In previous years, of course, whomever went bankrupt would have to face the threat of their property and possessions being taken by the court and sold off to pay the creditors – every once in a while the news would cover an auction of celebrity memorabilia essentially being run by the IRS, for example – but ordinary debtors rarely had to worry about the loss of household items since their collected value, after depreciation, simply wasn’t worth enough for the government to bother with. Now, however, the tax laws insist all possessions (hobby equipment, children’s toys, family heirlooms) be listed according to their replacement cost: sentimental value, as you’d expect, not to be considered.
More worrisome, any significant investments (aside from custodial trusts or tax-deferred retirement plans like Individual Retirement Accounts) could be liquidated. Second homes and second vehicles are also fair game. Depending upon your specific state’s exemptions, even your residence or primary vehicle could also be forced towards auction. Essentially, the exemptions protect some degree of equity for the home, but, if the borrower had paid down too much of the mortgage balance, the courts could insist the home be sold with all excess equity given over to creditors. It’s imperative that every homeowner even considering bankruptcy search out his or her state’s specific protections and talk to a bankruptcy attorney about the potential fall-out.
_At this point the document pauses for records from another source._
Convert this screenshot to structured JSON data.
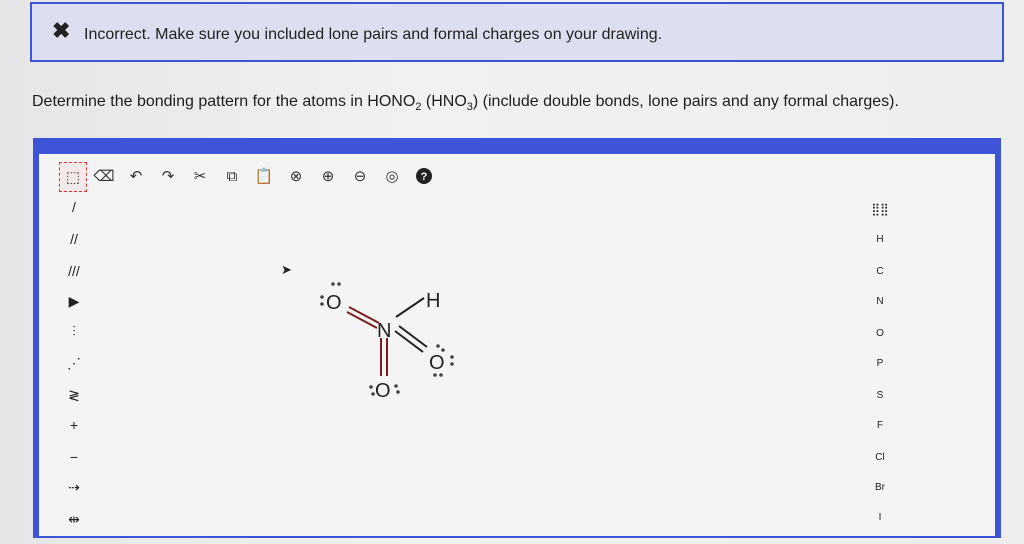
{
  "feedback": {
    "icon": "close-icon",
    "message": "Incorrect. Make sure you included lone pairs and formal charges on your drawing."
  },
  "question": {
    "prefix": "Determine the bonding pattern for the atoms in HONO",
    "sub1": "2",
    "middle": " (HNO",
    "sub2": "3",
    "suffix": ") (include double bonds, lone pairs and any formal charges)."
  },
  "toolbar": {
    "items": [
      "select-icon",
      "erase-icon",
      "undo-icon",
      "redo-icon",
      "cut-icon",
      "copy-icon",
      "paste-icon",
      "zoom-reset-icon",
      "zoom-in-icon",
      "zoom-out-icon",
      "zoom-fit-icon",
      "help-icon"
    ],
    "help_label": "?"
  },
  "left_tools": {
    "items": [
      {
        "name": "single-bond-tool",
        "glyph": "/"
      },
      {
        "name": "double-bond-tool",
        "glyph": "//"
      },
      {
        "name": "triple-bond-tool",
        "glyph": "///"
      },
      {
        "name": "wedge-bond-tool",
        "glyph": "▶"
      },
      {
        "name": "hash-bond-tool",
        "glyph": "⫶"
      },
      {
        "name": "dash-bond-tool",
        "glyph": "⋰"
      },
      {
        "name": "resonance-tool",
        "glyph": "≷"
      },
      {
        "name": "plus-charge-tool",
        "glyph": "+"
      },
      {
        "name": "minus-charge-tool",
        "glyph": "−"
      },
      {
        "name": "plus-arrow-tool",
        "glyph": "⇢"
      },
      {
        "name": "double-arrow-tool",
        "glyph": "⇹"
      }
    ]
  },
  "elements": [
    "H",
    "C",
    "N",
    "O",
    "P",
    "S",
    "F",
    "Cl",
    "Br",
    "I"
  ],
  "molecule": {
    "atoms": {
      "o_left": "O",
      "n_center": "N",
      "h_top": "H",
      "o_right": "O",
      "o_bottom": "O"
    }
  },
  "colors": {
    "feedback_border": "#3d54d8",
    "feedback_bg": "#dcdff0",
    "bond_double": "#7a1f1f",
    "bond_single": "#222222"
  }
}
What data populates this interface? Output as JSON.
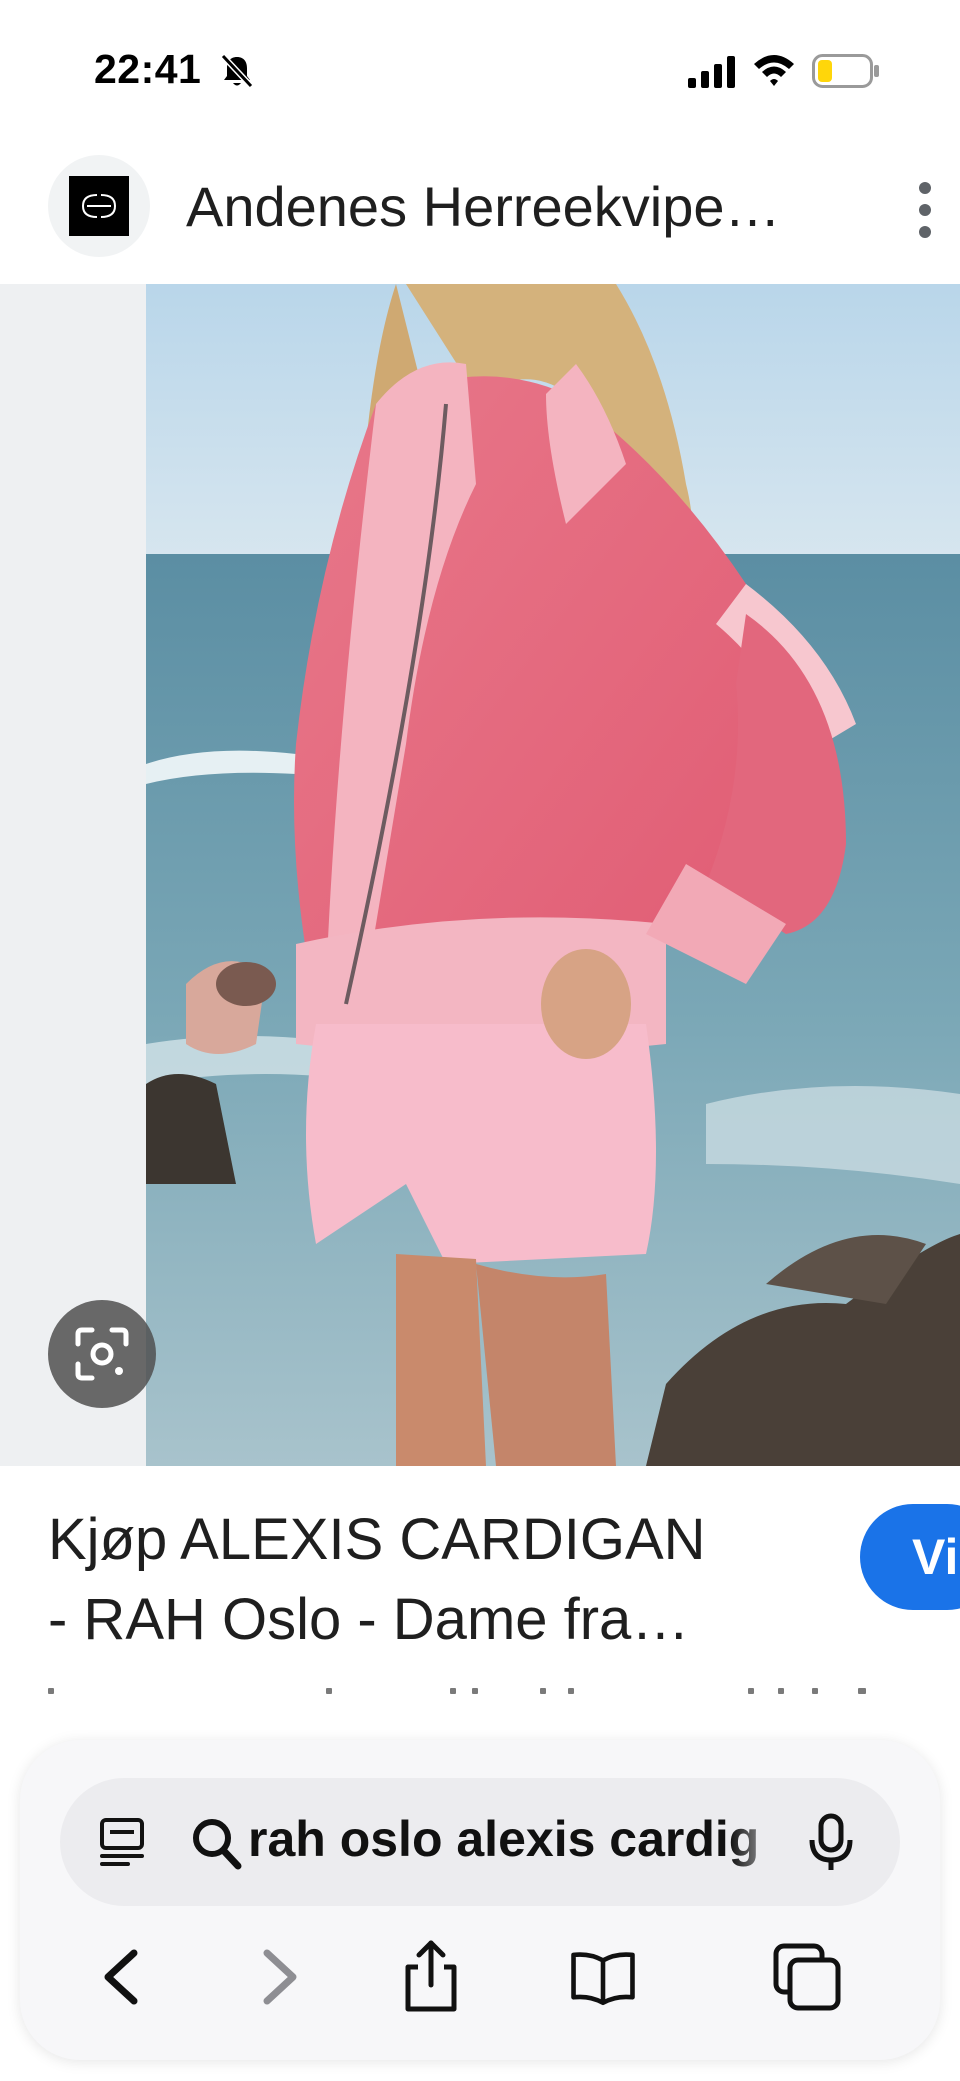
{
  "status_bar": {
    "time": "22:41",
    "icons": [
      "bell-muted-icon",
      "signal-icon",
      "wifi-icon",
      "battery-icon"
    ]
  },
  "header": {
    "site_name": "Andenes Herreekvipe…",
    "logo_icon": "site-logo",
    "menu_icon": "more-icon"
  },
  "image": {
    "description_icon": "lens-icon"
  },
  "result": {
    "caption_line1": "Kjøp ALEXIS CARDIGAN",
    "caption_line2": "- RAH Oslo - Dame fra…",
    "visit_label": "Vi"
  },
  "toolbar": {
    "address_text": "rah oslo alexis cardig",
    "icons": [
      "tabs-overview-icon",
      "search-icon",
      "mic-icon",
      "back-icon",
      "forward-icon",
      "share-icon",
      "bookmarks-icon",
      "tabs-icon"
    ]
  },
  "colors": {
    "accent": "#1a73e8",
    "image_bg": "#eef0f2",
    "toolbar_bg": "#f7f7f9",
    "address_bg": "#ececef",
    "battery_low": "#ffd60a"
  }
}
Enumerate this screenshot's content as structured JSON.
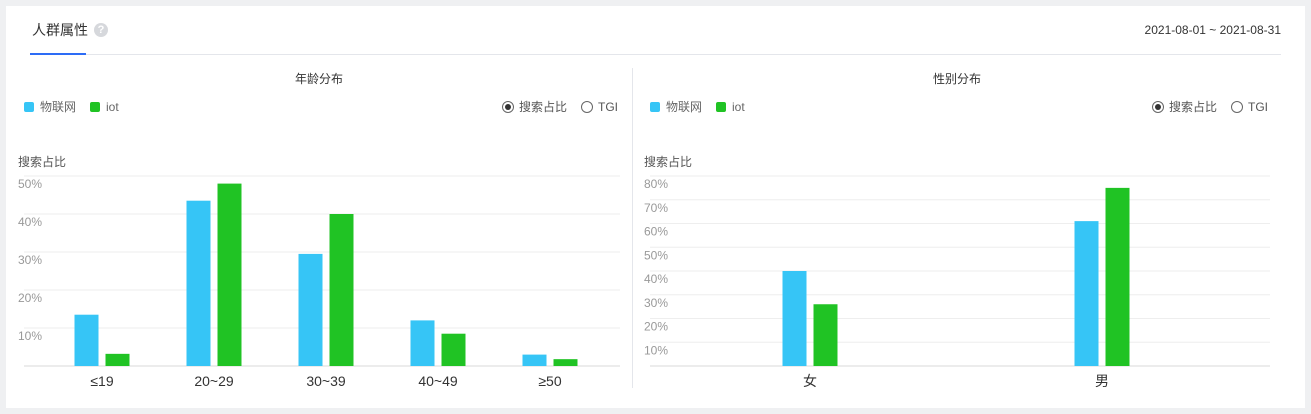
{
  "tab": {
    "label": "人群属性",
    "help_icon": "question-circle-icon"
  },
  "date_range": "2021-08-01 ~ 2021-08-31",
  "legend": [
    {
      "name": "物联网",
      "color": "#36c5f6"
    },
    {
      "name": "iot",
      "color": "#20c324"
    }
  ],
  "radio_options": {
    "selected": "搜索占比",
    "other": "TGI"
  },
  "chart_data": [
    {
      "type": "bar",
      "title": "年龄分布",
      "ylabel": "搜索占比",
      "categories": [
        "≤19",
        "20~29",
        "30~39",
        "40~49",
        "≥50"
      ],
      "series": [
        {
          "name": "物联网",
          "values": [
            13.5,
            43.5,
            29.5,
            12,
            3
          ]
        },
        {
          "name": "iot",
          "values": [
            3.2,
            48,
            40,
            8.5,
            1.8
          ]
        }
      ],
      "ylim": [
        0,
        50
      ],
      "yticks": [
        "10%",
        "20%",
        "30%",
        "40%",
        "50%"
      ],
      "grid": true,
      "legend_position": "top-left"
    },
    {
      "type": "bar",
      "title": "性别分布",
      "ylabel": "搜索占比",
      "categories": [
        "女",
        "男"
      ],
      "series": [
        {
          "name": "物联网",
          "values": [
            40,
            61
          ]
        },
        {
          "name": "iot",
          "values": [
            26,
            75
          ]
        }
      ],
      "ylim": [
        0,
        80
      ],
      "yticks": [
        "10%",
        "20%",
        "30%",
        "40%",
        "50%",
        "60%",
        "70%",
        "80%"
      ],
      "grid": true,
      "legend_position": "top-left"
    }
  ]
}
There’s another even more significant reason to ensure you’ve a well-trained attorney with whom you feel comfortable. It’s considerably easier under the 2005 act for both creditors to sue for fraudulent bankruptcy filings and for the government to initiate criminal proceedings. Obviously, there should be safeguards in place to prevent the genuinely mercenary from taking advantage of bankruptcy protection, but gray areas within the law can also unnecessarily vilify even those honest borrowers that underestimated a motorcycle’s worth or forgot about accounts they hadn’t touched for a decade.
Again, obviously, for many consumers – those without investments or significant equity in their homes or vehicles; those willing to forego all accumulated possessions; those that wouldn’t mind the government planning their family’s budget for half a decade; those that can’t imagine needing credit reports or FICO scores again – personal bankruptcies can still be of some use. Even for those desperate souls, though, we still urge the consultation, whatever the cost, with top bankruptcy attorneys. For all others, it almost always makes sense these days to do whatever possible to avoid bankruptcy altogether – especially as other alternatives, such as debt settlement, have become increasingly popular. It was always meant as the final option, but, after the recent legislation, that can be all too true.